Last spring we published a multifactor demo, showing how MFA could be seamlessly integrated into an application to create a smooth experience while protecting specific actions.
Around the same time, the FIDO Alliance announced that Apple, Google, and Microsoft have committed to implementing a new standard called "Passkeys." Since then, progress has been rapid, and passkeys are already widely available – a good candidate for implementing strong authentication in 2023. Meanwhile, hardware security keys such as Yubikey and Titan are still valid options.
Luckily for developers, all this authentication goodness is hidden behind one standard web API, WebAuthn.
The MFA demo is now updated to support Passkeys – here is a video showing how these technologies work in practice.

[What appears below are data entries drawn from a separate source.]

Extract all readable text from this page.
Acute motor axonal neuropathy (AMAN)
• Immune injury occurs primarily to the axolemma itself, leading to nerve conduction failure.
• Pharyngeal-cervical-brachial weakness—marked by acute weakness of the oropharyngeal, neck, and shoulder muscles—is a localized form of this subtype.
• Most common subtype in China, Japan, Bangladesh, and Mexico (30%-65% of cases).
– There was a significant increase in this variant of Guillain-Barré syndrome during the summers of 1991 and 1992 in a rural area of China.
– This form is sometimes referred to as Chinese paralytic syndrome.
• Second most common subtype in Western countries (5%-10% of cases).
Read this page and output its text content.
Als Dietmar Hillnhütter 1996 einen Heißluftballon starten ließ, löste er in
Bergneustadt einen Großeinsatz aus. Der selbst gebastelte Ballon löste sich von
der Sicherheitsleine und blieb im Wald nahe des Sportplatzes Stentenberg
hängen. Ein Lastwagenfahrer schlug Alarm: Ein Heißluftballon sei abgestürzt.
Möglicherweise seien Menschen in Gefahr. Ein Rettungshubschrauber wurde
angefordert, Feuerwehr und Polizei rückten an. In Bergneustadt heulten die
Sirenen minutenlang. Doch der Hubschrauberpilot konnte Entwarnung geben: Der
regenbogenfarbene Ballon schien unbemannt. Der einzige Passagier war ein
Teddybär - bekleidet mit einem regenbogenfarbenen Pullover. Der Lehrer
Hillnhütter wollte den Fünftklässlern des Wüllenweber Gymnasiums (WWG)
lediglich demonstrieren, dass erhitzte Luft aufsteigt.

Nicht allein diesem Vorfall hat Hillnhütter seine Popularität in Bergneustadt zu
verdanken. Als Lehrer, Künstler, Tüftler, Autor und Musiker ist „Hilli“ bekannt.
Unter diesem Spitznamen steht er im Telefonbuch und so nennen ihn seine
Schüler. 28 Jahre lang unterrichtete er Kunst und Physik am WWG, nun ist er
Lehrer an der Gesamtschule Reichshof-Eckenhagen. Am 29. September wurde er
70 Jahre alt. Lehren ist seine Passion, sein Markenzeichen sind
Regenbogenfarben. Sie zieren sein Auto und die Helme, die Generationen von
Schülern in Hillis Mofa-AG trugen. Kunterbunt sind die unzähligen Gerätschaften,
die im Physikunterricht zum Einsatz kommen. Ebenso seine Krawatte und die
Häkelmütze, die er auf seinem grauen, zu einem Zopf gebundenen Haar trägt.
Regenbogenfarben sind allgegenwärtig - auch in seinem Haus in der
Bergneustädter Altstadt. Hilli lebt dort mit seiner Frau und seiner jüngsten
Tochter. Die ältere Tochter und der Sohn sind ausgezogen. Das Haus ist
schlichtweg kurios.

The demo shows multi-factor authentication, but passkeys also support passwordless login. The passkey is tied to a specific username, which means the user does not have to type anything at the login screen – they just select the passkey to log in with.
If you are using SSO, you might already (or very soon) be able to enable passkey authentication in your provider. You then need to consider whether you still need passwords or some form of MFA, or if the multi-factor provided by the user's device (Touch ID, Face ID, etc) is enough in your case.
Passkeys are also "portable" which means they can be transferred from one device to another. Currently, this mostly means within the same "ecosystem"; Apple devices sync with Apple devices via iCloud Keychain, and Android devices sync via Google Password Manager.
Interoperability will probably improve in the future, but right now you might hit some edge cases; Chrome on Mac does not sync anywhere (though support is planned).
The best cross-platform support is when using your phone as a passkey device; you can then use the phone to log in regardless of OS and browser (provided the browser supports Passkeys, which the major players do).
Key portability is very convenient in most cases, and synchronizing between all your devices makes it much less likely that you lose access due to a lost or broken device. However, portability might not be desirable in some enterprises or settings with special requirements regarding security. In these cases, you might want to turn off support for Passkeys or use some other form of MFA.
In summary, the usability and platform support have already made Passkeys a viable alternative, and the situation will keep improving.
Maybe 2023 can be the year we finally make significant progress toward a passwordless future. Let's make it so!